Both her parents, Lorenzo II de' Medici, Duke of Urbino, and Madeleine de La Tour d'Auvergne, Countess of Boulogne, died within weeks of her birth.
Caterina is fourteen in 1533 when she marries Henry, the second son of King Francis I and Queen Claude of France.
Under the gallicized version of her name, Catherine de Médicis, she is Queen consort of France as the wife of King Henry II of France from 1547 to 1559.
Throughout Henry's reign, he excludes Catherine from participating in state affairs and instead showers favors on his chief mistress, Diane de Poitiers, who wields much influence over him.
Henry's death thrusts Catherine into the political arena as mother of the frail fifteen-year-old King Francis II.
When he dies in 1560, she becomes regent on behalf of her ten-year-old son King Charles IX and is granted sweeping powers.
After Charles dies in 1574, Catherine plays a key role in the reign of her third son, Henry III, who dispenses with her advice only in the last months of her life.
Catherine's three sons reign in an age of almost constant civil and religious war in France.
The problems facing the monarchy are complex and daunting.
Catherine at first compromises and makes concessions to the rebelling Protestants, or Huguenots, as they become known.

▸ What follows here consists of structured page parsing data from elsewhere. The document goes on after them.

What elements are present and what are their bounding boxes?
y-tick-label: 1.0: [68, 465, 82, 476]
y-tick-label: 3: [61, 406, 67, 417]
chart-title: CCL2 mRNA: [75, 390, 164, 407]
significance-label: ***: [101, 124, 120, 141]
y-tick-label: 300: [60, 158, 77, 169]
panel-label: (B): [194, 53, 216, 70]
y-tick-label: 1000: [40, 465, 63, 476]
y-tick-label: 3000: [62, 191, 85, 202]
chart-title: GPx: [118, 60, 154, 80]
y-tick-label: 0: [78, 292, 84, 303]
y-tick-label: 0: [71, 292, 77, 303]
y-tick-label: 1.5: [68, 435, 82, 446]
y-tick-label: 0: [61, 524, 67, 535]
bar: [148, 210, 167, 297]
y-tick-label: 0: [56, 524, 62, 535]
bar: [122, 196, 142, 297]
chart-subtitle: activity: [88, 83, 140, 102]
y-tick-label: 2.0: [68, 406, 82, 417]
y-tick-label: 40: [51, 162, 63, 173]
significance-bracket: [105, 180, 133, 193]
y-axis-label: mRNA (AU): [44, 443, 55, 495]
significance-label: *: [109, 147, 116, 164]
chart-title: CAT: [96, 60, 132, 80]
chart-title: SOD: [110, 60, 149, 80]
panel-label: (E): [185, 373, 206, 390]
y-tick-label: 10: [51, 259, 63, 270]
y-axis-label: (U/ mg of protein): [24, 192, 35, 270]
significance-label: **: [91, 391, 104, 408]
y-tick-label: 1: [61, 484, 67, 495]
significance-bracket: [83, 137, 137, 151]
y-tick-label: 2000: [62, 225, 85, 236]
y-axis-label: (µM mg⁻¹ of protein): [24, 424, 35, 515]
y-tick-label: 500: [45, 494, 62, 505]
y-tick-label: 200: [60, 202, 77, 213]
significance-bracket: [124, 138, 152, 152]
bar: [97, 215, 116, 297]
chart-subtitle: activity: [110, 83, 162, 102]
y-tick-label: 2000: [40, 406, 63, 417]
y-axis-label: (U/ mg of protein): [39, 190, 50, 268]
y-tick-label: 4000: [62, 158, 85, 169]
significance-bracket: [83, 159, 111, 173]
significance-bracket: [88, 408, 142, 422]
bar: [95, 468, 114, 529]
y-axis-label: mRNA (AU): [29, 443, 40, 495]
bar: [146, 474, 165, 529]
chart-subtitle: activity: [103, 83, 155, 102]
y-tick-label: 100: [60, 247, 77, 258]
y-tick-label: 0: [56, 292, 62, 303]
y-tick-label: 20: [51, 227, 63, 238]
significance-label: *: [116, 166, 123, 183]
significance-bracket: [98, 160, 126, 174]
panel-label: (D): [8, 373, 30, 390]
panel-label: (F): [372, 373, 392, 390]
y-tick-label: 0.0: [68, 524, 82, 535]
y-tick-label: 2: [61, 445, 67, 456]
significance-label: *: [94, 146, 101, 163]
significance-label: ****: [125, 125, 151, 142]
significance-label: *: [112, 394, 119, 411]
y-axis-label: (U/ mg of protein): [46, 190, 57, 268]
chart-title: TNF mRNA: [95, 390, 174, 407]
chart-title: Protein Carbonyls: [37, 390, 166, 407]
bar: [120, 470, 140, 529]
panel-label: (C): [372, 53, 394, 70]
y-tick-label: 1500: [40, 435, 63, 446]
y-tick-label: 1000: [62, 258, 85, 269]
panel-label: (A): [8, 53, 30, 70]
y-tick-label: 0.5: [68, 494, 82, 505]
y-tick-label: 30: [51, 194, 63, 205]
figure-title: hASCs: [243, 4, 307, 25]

She fails, however, to grasp the theological issues that drive their movement.
She later resorts in frustration and anger to hard-line policies against them.
In return, she comes to be blamed for the excessive persecutions carried out under her sons' rule, in particular for the St. Bartholomew's Day massacre of 1572, in which thousands of Huguenots are killed in Paris and throughout France.
Some recent historians have excused Catherine from blame for the worst decisions of the crown, though evidence for her ruthlessness can be found in her letters.
In practice, her authority was always limited by the effects of the civil wars.
Her policies, therefore, may be seen as desperate measures to keep the Valois monarchy on the throne at all costs, and her spectacular patronage of the arts as an attempt to glorify a monarchy whose prestige was in steep decline.
Without Catherine, it is unlikely that her sons would have remained in power.
The years in which they reigned have been called "the age of Catherine de' Medici".